Ocular Melanoma

Melanoma 101 Types of Melanoma Ocular Melanoma

Ocular MelanomaWhat is Ocular Melanoma?

Ocular melanoma is a rare form of melanoma that occurs in the eye. Though it develops from melanocytes, the same cell that causes melanoma in the skin, it should be considered a separate cancer from skin melanoma.

Ocular melanoma most often affects the middle layer of your eye (the uvea), which includes the colored portion (the iris), the muscle fibers around the lens (ciliary body), and the layer of blood vessels that lines the back of the eye (choroid).

Melanoma can also develop in the conjunctiva, the clear tissue that covers the white part of the eye and the inside of the eyelids.

Melanoma that develops in the choroid, iris or ciliary body is called uveal melanoma, and melanoma that develops in the conjunctiva is called conjunctival melanoma. Although both develop in the eye, these two diseases are biologically and clinically different from one another, and both are very different from the more common form of melanoma occurring on the skin. Because the majority of ocular melanoma cases are uveal, sometimes people refer to ocular melanoma as uveal.

Both types of ocular melanoma are rare. Uveal melanoma is diagnosed in about 2,500 people each year in the U.S.—but it is the most common primary cancer of the eye in adults. Median age of onset is about 60 years old, but it can occur at any age. Conjunctival melanoma is even more rare with likely incidence of < 1 cases per million people.

Uveal Melanoma

Some cases of uveal melanoma are diagnosed during a routine eye exam without the patient having any symptoms, other patients develop symptoms that prompt them to get an eye exam, and some patients have a freckle on the choroid that is followed and changes over time. The most common treatments for uveal melanoma are radioactive plaques, proton beam therapy, or removal of the eye. Primary treatment of uveal melanoma is very effective with recurrence in the eye happening in less than 5% of cases. However, despite the primary tumor being controlled there is a risk of the melanoma returning outside of the eye. The risk of the melanoma returning can be estimated by the size of the melanoma as well as other clinical and pathological factors; by looking at changes in the chromosomes of the tumor (i.e., cytogenetic testing); and by looking at an altered pattern of genes that are expressed (i.e., gene expression profiling).

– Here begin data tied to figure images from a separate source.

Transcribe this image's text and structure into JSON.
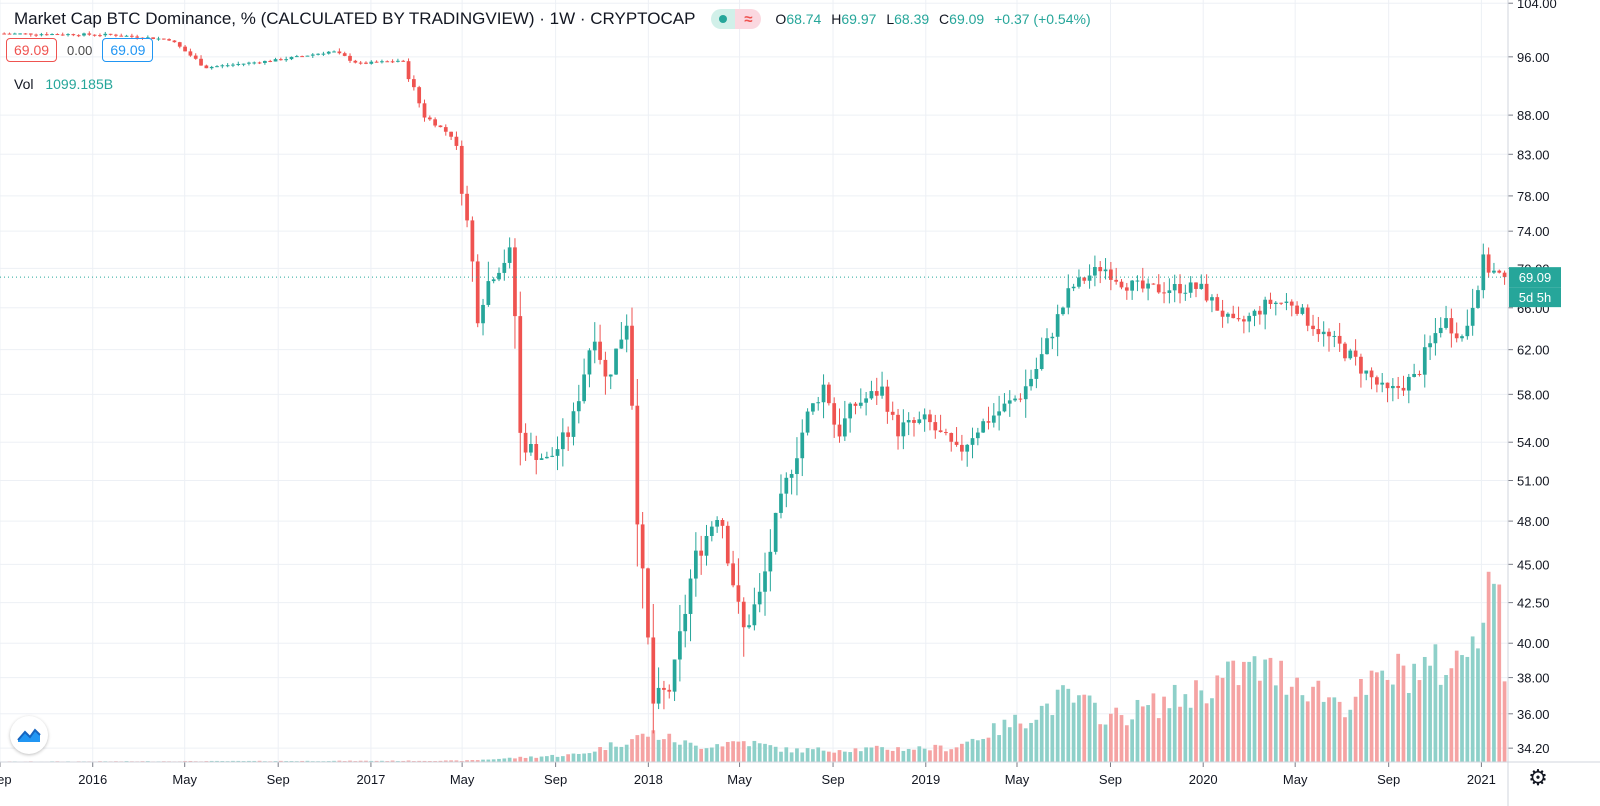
{
  "header": {
    "title": "Market Cap BTC Dominance, % (CALCULATED BY TRADINGVIEW) · 1W · CRYPTOCAP",
    "ohlc": {
      "o_label": "O",
      "o_value": "68.74",
      "h_label": "H",
      "h_value": "69.97",
      "l_label": "L",
      "l_value": "68.39",
      "c_label": "C",
      "c_value": "69.09",
      "change": "+0.37 (+0.54%)"
    }
  },
  "spread_row": {
    "bid": "69.09",
    "spread": "0.00",
    "ask": "69.09"
  },
  "volume": {
    "label": "Vol",
    "value": "1099.185B"
  },
  "price_axis": {
    "last_price_label": "69.09",
    "countdown_label": "5d 5h"
  },
  "colors": {
    "up": "#26a69a",
    "down": "#ef5350",
    "up_volume": "#8ed0c9",
    "down_volume": "#f5a3a3",
    "grid": "#edf0f5",
    "text": "#131722"
  },
  "icons": {
    "logo": "tradingview-logo-icon",
    "settings": "gear-icon",
    "eq": "equals-icon"
  },
  "chart_data": {
    "type": "candlestick",
    "title": "Market Cap BTC Dominance, % (CALCULATED BY TRADINGVIEW)",
    "interval": "1W",
    "exchange": "CRYPTOCAP",
    "y_scale": "log",
    "ylim": [
      33.5,
      104.5
    ],
    "y_ticks": [
      "104.00",
      "96.00",
      "88.00",
      "83.00",
      "78.00",
      "74.00",
      "70.00",
      "66.00",
      "62.00",
      "58.00",
      "54.00",
      "51.00",
      "48.00",
      "45.00",
      "42.50",
      "40.00",
      "38.00",
      "36.00",
      "34.20"
    ],
    "x_range": [
      "2015-09-01",
      "2021-02-05"
    ],
    "x_ticks": [
      {
        "date": "2015-09-01",
        "label": "Sep"
      },
      {
        "date": "2016-01-01",
        "label": "2016"
      },
      {
        "date": "2016-05-01",
        "label": "May"
      },
      {
        "date": "2016-09-01",
        "label": "Sep"
      },
      {
        "date": "2017-01-01",
        "label": "2017"
      },
      {
        "date": "2017-05-01",
        "label": "May"
      },
      {
        "date": "2017-09-01",
        "label": "Sep"
      },
      {
        "date": "2018-01-01",
        "label": "2018"
      },
      {
        "date": "2018-05-01",
        "label": "May"
      },
      {
        "date": "2018-09-01",
        "label": "Sep"
      },
      {
        "date": "2019-01-01",
        "label": "2019"
      },
      {
        "date": "2019-05-01",
        "label": "May"
      },
      {
        "date": "2019-09-01",
        "label": "Sep"
      },
      {
        "date": "2020-01-01",
        "label": "2020"
      },
      {
        "date": "2020-05-01",
        "label": "May"
      },
      {
        "date": "2020-09-01",
        "label": "Sep"
      },
      {
        "date": "2021-01-01",
        "label": "2021"
      }
    ],
    "last_close": 69.09,
    "price_anchors": [
      [
        "2015-09-01",
        99.4
      ],
      [
        "2016-02-01",
        99.2
      ],
      [
        "2016-04-15",
        98.5
      ],
      [
        "2016-06-01",
        94.5
      ],
      [
        "2016-09-01",
        95.5
      ],
      [
        "2016-11-15",
        96.8
      ],
      [
        "2016-12-20",
        95.0
      ],
      [
        "2017-02-15",
        95.5
      ],
      [
        "2017-03-15",
        88.0
      ],
      [
        "2017-04-25",
        85.0
      ],
      [
        "2017-05-25",
        66.0
      ],
      [
        "2017-06-10",
        69.0
      ],
      [
        "2017-07-10",
        72.0
      ],
      [
        "2017-07-18",
        54.2
      ],
      [
        "2017-08-25",
        52.5
      ],
      [
        "2017-09-25",
        55.0
      ],
      [
        "2017-10-25",
        64.0
      ],
      [
        "2017-11-10",
        59.0
      ],
      [
        "2017-12-08",
        65.0
      ],
      [
        "2017-12-25",
        45.0
      ],
      [
        "2018-01-10",
        36.5
      ],
      [
        "2018-02-05",
        37.5
      ],
      [
        "2018-03-05",
        45.0
      ],
      [
        "2018-04-08",
        49.0
      ],
      [
        "2018-05-08",
        40.5
      ],
      [
        "2018-06-01",
        43.0
      ],
      [
        "2018-07-01",
        50.0
      ],
      [
        "2018-08-01",
        56.0
      ],
      [
        "2018-08-25",
        59.0
      ],
      [
        "2018-09-10",
        54.5
      ],
      [
        "2018-10-01",
        57.0
      ],
      [
        "2018-11-10",
        58.5
      ],
      [
        "2018-11-25",
        55.0
      ],
      [
        "2019-01-05",
        55.8
      ],
      [
        "2019-02-15",
        53.0
      ],
      [
        "2019-03-10",
        55.0
      ],
      [
        "2019-05-10",
        58.0
      ],
      [
        "2019-06-01",
        60.5
      ],
      [
        "2019-07-15",
        68.0
      ],
      [
        "2019-08-25",
        70.2
      ],
      [
        "2019-09-20",
        68.5
      ],
      [
        "2019-10-20",
        67.8
      ],
      [
        "2019-12-01",
        68.0
      ],
      [
        "2020-01-01",
        68.0
      ],
      [
        "2020-02-15",
        64.0
      ],
      [
        "2020-04-01",
        66.5
      ],
      [
        "2020-05-01",
        66.5
      ],
      [
        "2020-06-01",
        64.0
      ],
      [
        "2020-07-15",
        61.5
      ],
      [
        "2020-09-01",
        58.0
      ],
      [
        "2020-10-10",
        59.5
      ],
      [
        "2020-11-15",
        65.0
      ],
      [
        "2020-12-12",
        63.0
      ],
      [
        "2021-01-05",
        70.5
      ],
      [
        "2021-01-31",
        69.09
      ]
    ],
    "volume_anchors": [
      [
        "2015-09-01",
        0.2
      ],
      [
        "2017-05-01",
        0.5
      ],
      [
        "2017-10-01",
        3.0
      ],
      [
        "2018-01-01",
        11.0
      ],
      [
        "2018-03-01",
        6.0
      ],
      [
        "2018-05-01",
        8.0
      ],
      [
        "2018-07-01",
        4.5
      ],
      [
        "2019-02-01",
        5.5
      ],
      [
        "2019-05-01",
        16.0
      ],
      [
        "2019-07-01",
        25.0
      ],
      [
        "2019-09-01",
        17.0
      ],
      [
        "2019-12-01",
        25.0
      ],
      [
        "2020-03-01",
        36.0
      ],
      [
        "2020-05-01",
        32.0
      ],
      [
        "2020-07-01",
        22.0
      ],
      [
        "2020-09-01",
        34.0
      ],
      [
        "2020-12-01",
        38.0
      ],
      [
        "2021-01-15",
        75.0
      ],
      [
        "2021-01-31",
        28.0
      ]
    ]
  }
}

About 50% of people with uveal melanoma will develop metastases. When uveal melanoma does recur, it often does so in the liver. Advanced uveal melanoma is a challenging cancer to treat, and a broad range of treatments can been used, including immunotherapy, molecularly targeted agents, and a number of liver-directed treatments such as bland embolization, chemoembolization, immunoembolization, radioembolization, and infusion of chemotherapy into the liver. The prognosis for metastatic uveal melanoma patients has historically been quite poor, with limited overall survival.

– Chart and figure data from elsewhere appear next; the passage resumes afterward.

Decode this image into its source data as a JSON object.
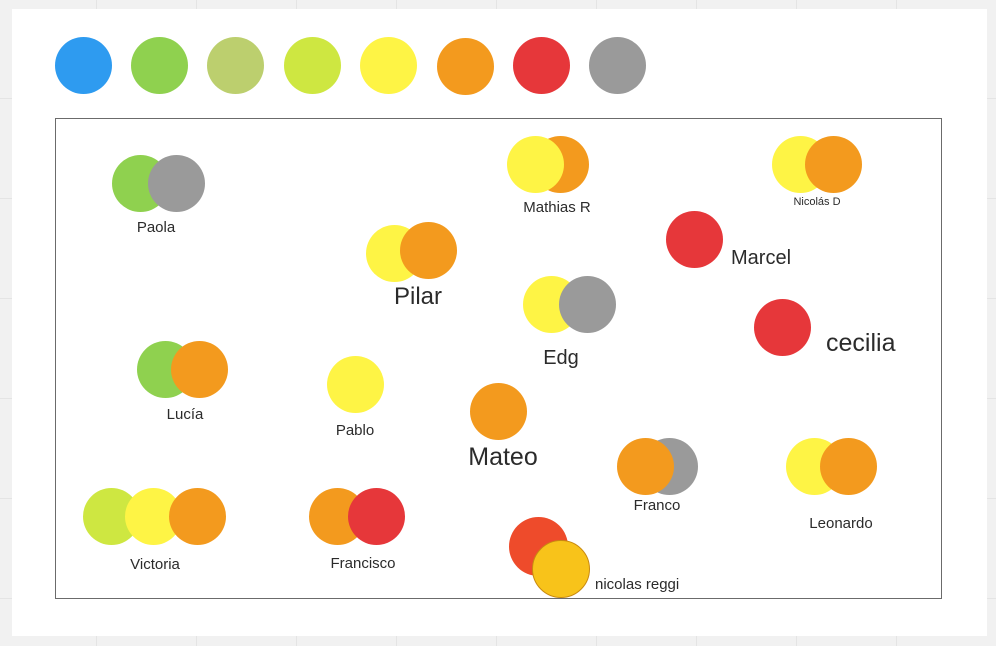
{
  "palette": {
    "colors": [
      "#2e9bf0",
      "#8fd14f",
      "#bccf6e",
      "#cee741",
      "#fef445",
      "#f39a1e",
      "#e6373a",
      "#9a9a9a"
    ]
  },
  "colors": {
    "green": "#8fd14f",
    "lime": "#cee741",
    "yellow": "#fef445",
    "orange": "#f39a1e",
    "red": "#e6373a",
    "gray": "#9a9a9a",
    "redorange": "#ee4b2b",
    "gold": "#f8c31a"
  },
  "people": {
    "paola": "Paola",
    "mathias": "Mathias R",
    "nicolas_d": "Nicolás D",
    "pilar": "Pilar",
    "marcel": "Marcel",
    "edg": "Edg",
    "cecilia": "cecilia",
    "lucia": "Lucía",
    "pablo": "Pablo",
    "mateo": "Mateo",
    "franco": "Franco",
    "leonardo": "Leonardo",
    "victoria": "Victoria",
    "francisco": "Francisco",
    "nicolas_reggi": "nicolas reggi"
  }
}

The good news for uveal patients is that in January 2022, the U.S. Food and Drug Administration (FDA) approved Kimmtrak (tebentafusp-tebn) for the treatment of HLA-A*02:01-positive adult patients with unresectable or metastatic uveal melanoma. Kimmtrak is the first and only FDA-approved therapy for the treatment of unresectable or metastatic uveal melanoma (mUM). FDA approval was based on the results of a phase 3 clinical trial in which Kimmtrak showed statistically and clinically meaningful overall survival benefit for mUM patients. A total of 378 previously untreated patients were randomly assigned to either the Kimmtrak (tebentafusp) group (252 patients) or the control group (126 patients). The control group received single-agent treatment with pembrolizumab (82% of control patients), ipilimumab (13%), or dacarbazine (6%). Overall survival (OS) at one year was 73% in the tebentafusp group and 59% in the control group.

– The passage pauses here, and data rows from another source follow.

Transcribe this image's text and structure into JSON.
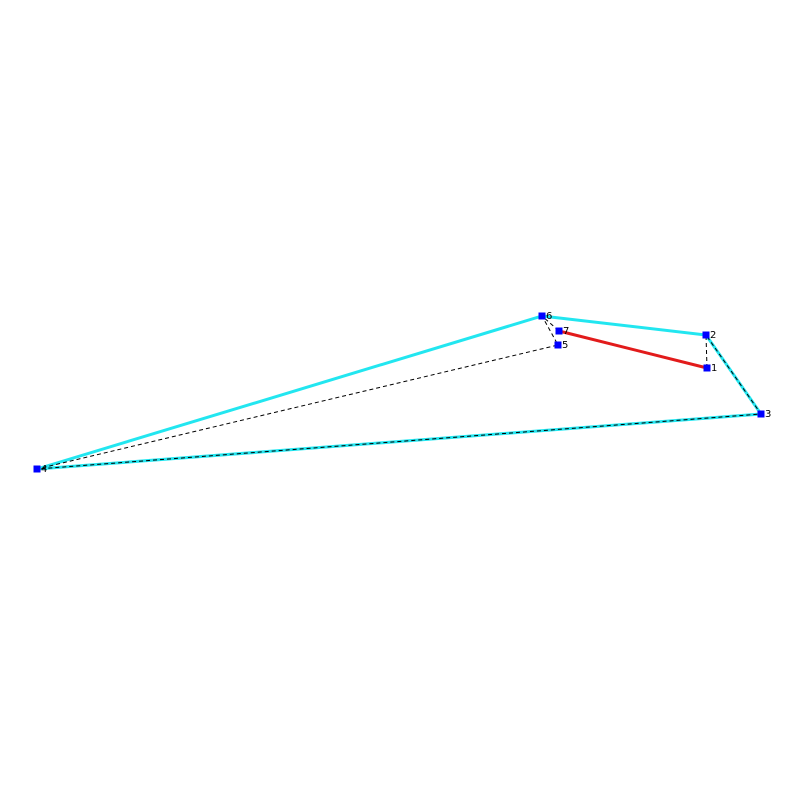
{
  "nodes": [
    {
      "label": "1"
    },
    {
      "label": "2"
    },
    {
      "label": "3"
    },
    {
      "label": "4"
    },
    {
      "label": "5"
    },
    {
      "label": "6"
    },
    {
      "label": "7"
    }
  ]
}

Click here to learn more about Kimmtrak.

Conjunctival Melanoma

Conjunctival melanoma is more rare than uveal melanoma. It has no clear cause, and it usually appears as a pigmented spot on the outer surface of the eye. Individuals diagnosed with conjunctival melanoma commonly have a resection of the melanoma by an ophthalmologic oncologist and may receive further treatments to the eye such as cryotherapy, topical chemotherapy, or radiation. Despite aggressive treatment, primary conjunctival melanoma may recur. Unlike uveal melanoma, which more often spreads to the liver, conjunctival melanoma often metastasizes to the lymph nodes and lung, its behavior much more similar to skin melanoma. There is no standard recommendation for the treatment of patients with advanced conjunctival melanoma primarily because of the rarity of the disease. Generally, these patients are treated similarly to patients with advanced skin melanoma, using immunotherapy and targeted therapy, if applicable.

Conclusions

Despite the significant advances made in our understanding of conjunctival and uveal melanoma, these diseases are still challenging to treat. To develop more successful treatments, we must support combined efforts between patients dealing with these diseases, the doctors caring for them, and the laboratory and clinical researchers working to develop new treatments for conjunctival and uveal melanoma. It is through this kind of cooperation that we can increase education and awareness of these rare diseases and ultimately identify new, more effective, and potentially curative treatments.